Amy Homkes-Hayes, Lead Innovation Advocate

@amynhayes

How does the Office of Academic Innovation bring together faculty and staff to participate in reciprocal learning experiences? While we offer faculty and staff a myriad of ways to learn from us and one another, one principal way we convene faculty and staff is in communities of practice. Communities of practice enable the Office of Academic Innovation the opportunity to bring together faculty and staff from across the University to engage in deep learning experiences on salient teaching and learning topics. But before we dig deeper into the advantages of partaking in a community of practice, let’s define one.

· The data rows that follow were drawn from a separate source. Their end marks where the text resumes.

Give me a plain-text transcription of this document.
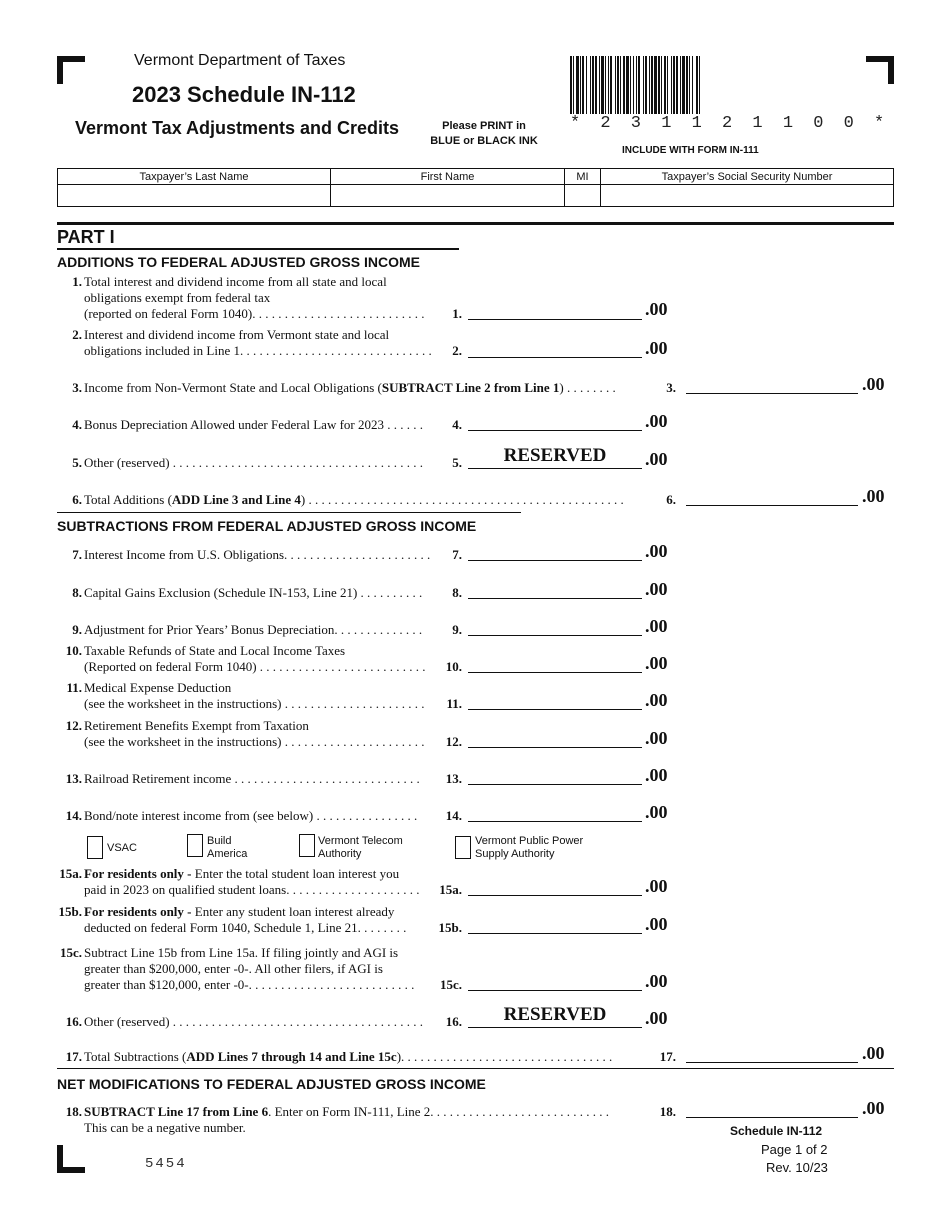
Vermont Department of Taxes
2023 Schedule IN-112
Vermont Tax Adjustments and Credits	Please PRINT in
BLUE or BLACK INK
* 2 3 1 1 2 1 1 0 0 *
INCLUDE WITH FORM IN-111
Taxpayer’s Last Name	First Name	MI	Taxpayer’s Social Security Number

PART I
ADDITIONS TO FEDERAL ADJUSTED GROSS INCOME
1. Total interest and dividend income from all state and local
obligations exempt from federal tax
(reported on federal Form 1040). . . . . . . . . . . . . . . . . . . . . . . . . . .	1.	.00
2. Interest and dividend income from Vermont state and local
obligations included in Line 1. . . . . . . . . . . . . . . . . . . . . . . . . . . . . .	2.	.00
3. Income from Non-Vermont State and Local Obligations (SUBTRACT Line 2 from Line 1) . . . . . . . .	3.	.00
4. Bonus Depreciation Allowed under Federal Law for 2023 . . . . . .	4.	.00
5. Other (reserved) . . . . . . . . . . . . . . . . . . . . . . . . . . . . . . . . . . . . . . .	5.	RESERVED	.00
6. Total Additions (ADD Line 3 and Line 4) . . . . . . . . . . . . . . . . . . . . . . . . . . . . . . . . . . . . . . . . . . . . . . . . .	6.	.00
SUBTRACTIONS FROM FEDERAL ADJUSTED GROSS INCOME
7. Interest Income from U.S. Obligations. . . . . . . . . . . . . . . . . . . . . . .	7.	.00
8. Capital Gains Exclusion (Schedule IN-153, Line 21) . . . . . . . . . .	8.	.00
9. Adjustment for Prior Years’ Bonus Depreciation. . . . . . . . . . . . . .	9.	.00
10. Taxable Refunds of State and Local Income Taxes
(Reported on federal Form 1040) . . . . . . . . . . . . . . . . . . . . . . . . . .	10.	.00
11. Medical Expense Deduction
(see the worksheet in the instructions) . . . . . . . . . . . . . . . . . . . . . .	11.	.00
12. Retirement Benefits Exempt from Taxation
(see the worksheet in the instructions) . . . . . . . . . . . . . . . . . . . . . .	12.	.00
13. Railroad Retirement income . . . . . . . . . . . . . . . . . . . . . . . . . . . . .	13.	.00
14. Bond/note interest income from (see below) . . . . . . . . . . . . . . . .	14.	.00
VSAC
Build
America
Vermont Telecom
Authority
Vermont Public Power
Supply Authority
15a. For residents only - Enter the total student loan interest you
paid in 2023 on qualified student loans. . . . . . . . . . . . . . . . . . . . .	15a.	.00
15b. For residents only - Enter any student loan interest already
deducted on federal Form 1040, Schedule 1, Line 21. . . . . . . .	15b.	.00
15c. Subtract Line 15b from Line 15a. If filing jointly and AGI is
greater than $200,000, enter -0-. All other filers, if AGI is
greater than $120,000, enter -0-. . . . . . . . . . . . . . . . . . . . . . . . . .	15c.	.00
16. Other (reserved) . . . . . . . . . . . . . . . . . . . . . . . . . . . . . . . . . . . . . . .	16.	RESERVED	.00
17. Total Subtractions (ADD Lines 7 through 14 and Line 15c). . . . . . . . . . . . . . . . . . . . . . . . . . . . . . . . .	17.	.00
NET MODIFICATIONS TO FEDERAL ADJUSTED GROSS INCOME
18. SUBTRACT Line 17 from Line 6. Enter on Form IN-111, Line 2. . . . . . . . . . . . . . . . . . . . . . . . . . . .
This can be a negative number.
18.	.00
Schedule IN-112
Page 1 of 2
Rev. 10/23
5454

What is a Community of Practice?

The Office of Academic Innovation, like many, borrows inspiration for – and guidance from – convening and running its communities of practices based on the seminal work of Etienne Wenger. Wenger’s 1988 book, aptly titled Communities of Practice, outlines its essential features. These include:

  • Domain: The topic with which the community convenes around. For us in the Office of Academic Innovation, we pick topics in service of our goals, and of interest to our stakeholders. Recent communities of practice include gameful learning and simulation pedagogy.
  • Community: The learners themselves! In strong communities of practice, participants develop constructive relationships where they acquire knowledge from one another and strengthen ties. These relationships form the basis of a culture where they comfortably share ideas with one another.
  • Practice: The way in which the community decides the focus of the group. Although the domain may be of general interest to the members, the practice ensures that their specific needs are met. The practice is how the knowledge of the community is constructed and maintained.

What do Members Gain?

In a place as large as the University of Michigan, faculty and staff may sometimes struggle to find others who are invested in developing a teaching and learning pedagogy similar to their own. Places like the Office of Academic Innovation, the Center for Research on Teaching and Learning (who sometimes co-sponsors communities of practice with us) and a handful of others use communities of practice as a way to help faculty and staff with similar interests find and learn from each other. Members gain an opportunity to examine their approach to teaching and learning in a low-stakes environment with others who are equally invested. Communities of practice enable us to tackle tough, but common issues such as using autonomy as a way to foster motivation for learning, or using role-based learning to gain empathy about an actor other than yourself. Members in our communities of practice gain access to people, resources, and an approach to innovative ways of teaching, and meaningful ways of learning.

How do I Join?

Each academic term and year, the Office of Academic Innovation hosts communities of practice any faculty or staff may join. Our current offerings are listed below.

  • Gameful Learning Community of Practice: Gameful teaching is a pedagogical approach that takes inspiration from how good games function and applies that to the design of learning environments. Gameful seeks to support students’ intrinsic motivation by building structures for student autonomy, opportunities to demonstrate competency and by facilitating interpersonal connections. This community of practice is designed to engage in meaningful and productive discussion about their use of gameful principles in teaching, including sharing successes and challenges, to help create a more motivational environment for all learners.
  • Simulations Community of Practice: The Simulations Community of Practice is an interdisciplinary group of U-M staff and faculty who meet regularly to discuss the development and implementation of simulation-based teaching tools. Participants explore the benefits and challenges of simulation activities, as well as share experiences and resources. All instructors and staff who create and/or facilitate simulation activities for the classroom, or who are interested in doing so, are welcome to attend.
  • Public Engagement: A future community of practice focused on public engagement is in the works. Stay tuned for more details. 

Stay updated on all communities of practice and other faculty and staff groups by visiting our events calendar.

We are eager to continue to expand our communities of practice in service of our faculty and staff while bringing both our expertise and curiosity to bear in facilitating a positive learning community for those responsible for stewarding students learning experiences.